Councilwoman Rebecca Viagran (D3) said there is no denying the need for “more efficient, more frequent service.” However, she feels the City should get a better feel for how transferring funds would impact City services. Viagran added that the City would be best off waiting until after the 2017 legislative session to have more detailed talks. State lawmakers are poised to discuss issues such as revenue caps as a form of local tax relief.
“The need (for service improvement) is shown clearly, but I don’t know if it’s a uniform need across the city,” Councilman Alan Warrick (D2) said. He also pushed for talks to continue after the 2017 legislative session. Because VIA service extends into small cities and suburbs such as Kirby, Windcrest, and Converse, Warrick said, those municipalities should be included in future discussions and potential partnerships toward funding answers.
Councilman Cris Medina (D7) agreed: “We shouldn’t be solely responsible for coming up with solutions.”
Lopez said, one way or another, the City should be proactive and indicate its willingness to help VIA with funding. “If we sit around waiting for Superman, we’ll be waiting forever,” he said.
Transportation and Capital Improvements Director Mike Frisbie said reallocation could impact various general fund budget services, from transportation and deferred road maintenance to animal spay/neuter activities and library branches. He added that the City should explore long-range funding strategies by seeking consensus among local transportation partners on joint state legislation, and aligning federal legislative agenda with VIA and Bexar County.

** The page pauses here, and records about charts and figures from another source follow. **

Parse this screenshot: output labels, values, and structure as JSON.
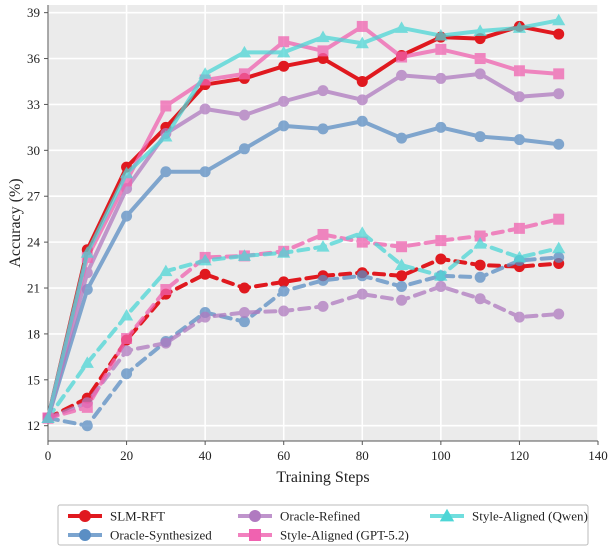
{
  "chart_data": {
    "type": "line",
    "xlabel": "Training Steps",
    "ylabel": "Accuracy (%)",
    "xlim": [
      0,
      140
    ],
    "ylim": [
      11,
      39.5
    ],
    "xticks": [
      0,
      20,
      40,
      60,
      80,
      100,
      120,
      140
    ],
    "yticks": [
      12,
      15,
      18,
      21,
      24,
      27,
      30,
      33,
      36,
      39
    ],
    "grid": true,
    "legend_position": "bottom",
    "x": [
      0,
      10,
      20,
      30,
      40,
      50,
      60,
      70,
      80,
      90,
      100,
      110,
      120,
      130
    ],
    "series": [
      {
        "name": "SLM-RFT",
        "variant": "solid",
        "color": "#e0191f",
        "marker": "circle",
        "values": [
          12.5,
          23.5,
          28.9,
          31.5,
          34.3,
          34.7,
          35.5,
          36.0,
          34.5,
          36.2,
          37.4,
          37.3,
          38.1,
          37.6
        ]
      },
      {
        "name": "Oracle-Synthesized",
        "variant": "solid",
        "color": "#5b8ec4",
        "marker": "circle",
        "values": [
          12.5,
          20.9,
          25.7,
          28.6,
          28.6,
          30.1,
          31.6,
          31.4,
          31.9,
          30.8,
          31.5,
          30.9,
          30.7,
          30.4
        ]
      },
      {
        "name": "Oracle-Refined",
        "variant": "solid",
        "color": "#b07ac0",
        "marker": "circle",
        "values": [
          12.5,
          22.0,
          27.5,
          31.1,
          32.7,
          32.3,
          33.2,
          33.9,
          33.3,
          34.9,
          34.7,
          35.0,
          33.5,
          33.7
        ]
      },
      {
        "name": "Style-Aligned (GPT-5.2)",
        "variant": "solid",
        "color": "#f062b0",
        "marker": "square",
        "values": [
          12.5,
          23.0,
          28.0,
          32.9,
          34.6,
          35.0,
          37.1,
          36.5,
          38.1,
          36.1,
          36.6,
          36.0,
          35.2,
          35.0
        ]
      },
      {
        "name": "Style-Aligned (Qwen)",
        "variant": "solid",
        "color": "#4dd6d6",
        "marker": "triangle",
        "values": [
          12.5,
          23.3,
          28.5,
          30.9,
          35.0,
          36.4,
          36.4,
          37.4,
          37.0,
          38.0,
          37.5,
          37.8,
          38.0,
          38.5
        ]
      },
      {
        "name": "SLM-RFT",
        "variant": "dashed",
        "color": "#e0191f",
        "marker": "circle",
        "values": [
          12.5,
          13.8,
          17.6,
          20.6,
          21.9,
          21.0,
          21.4,
          21.8,
          22.0,
          21.8,
          22.9,
          22.5,
          22.4,
          22.6
        ]
      },
      {
        "name": "Oracle-Synthesized",
        "variant": "dashed",
        "color": "#5b8ec4",
        "marker": "circle",
        "values": [
          12.5,
          12.0,
          15.4,
          17.5,
          19.4,
          18.8,
          20.8,
          21.5,
          21.8,
          21.1,
          21.8,
          21.7,
          22.8,
          23.0
        ]
      },
      {
        "name": "Oracle-Refined",
        "variant": "dashed",
        "color": "#b07ac0",
        "marker": "circle",
        "values": [
          12.5,
          13.5,
          16.9,
          17.4,
          19.1,
          19.4,
          19.5,
          19.8,
          20.6,
          20.2,
          21.1,
          20.3,
          19.1,
          19.3
        ]
      },
      {
        "name": "Style-Aligned (GPT-5.2)",
        "variant": "dashed",
        "color": "#f062b0",
        "marker": "square",
        "values": [
          12.5,
          13.2,
          17.7,
          20.9,
          23.0,
          23.1,
          23.4,
          24.5,
          24.0,
          23.7,
          24.1,
          24.4,
          24.9,
          25.5
        ]
      },
      {
        "name": "Style-Aligned (Qwen)",
        "variant": "dashed",
        "color": "#4dd6d6",
        "marker": "triangle",
        "values": [
          12.5,
          16.1,
          19.2,
          22.1,
          22.8,
          23.1,
          23.3,
          23.7,
          24.6,
          22.5,
          21.8,
          23.9,
          23.0,
          23.6
        ]
      }
    ],
    "legend": {
      "entries": [
        {
          "label": "SLM-RFT",
          "color": "#e0191f",
          "marker": "circle"
        },
        {
          "label": "Oracle-Synthesized",
          "color": "#5b8ec4",
          "marker": "circle"
        },
        {
          "label": "Oracle-Refined",
          "color": "#b07ac0",
          "marker": "circle"
        },
        {
          "label": "Style-Aligned (GPT-5.2)",
          "color": "#f062b0",
          "marker": "square"
        },
        {
          "label": "Style-Aligned (Qwen)",
          "color": "#4dd6d6",
          "marker": "triangle"
        }
      ]
    },
    "plot_background": "#ebebeb",
    "grid_color": "#ffffff"
  }
}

Sculley said enhancing VIA service should be one part of a larger discussion. “I think (we) should go bigger. I think we should be talking about a robust, multi-level transportation system that includes light rail,” she added.
In the end, Saldaña suggested taking ATD out of the discussion, but asked for specifics on how a non-ATD transfer would impact City services, as any transfer would be phased in over a few years.
Saldana also expressed concern that City staff’s presentation felt exaggerated on the idea that any reallocation would mean immediate budget cuts.
“I want to find out what those tough choices will be exactly,” he added. Taylor replied City staff has a responsibility to give the best informed recommendations possible.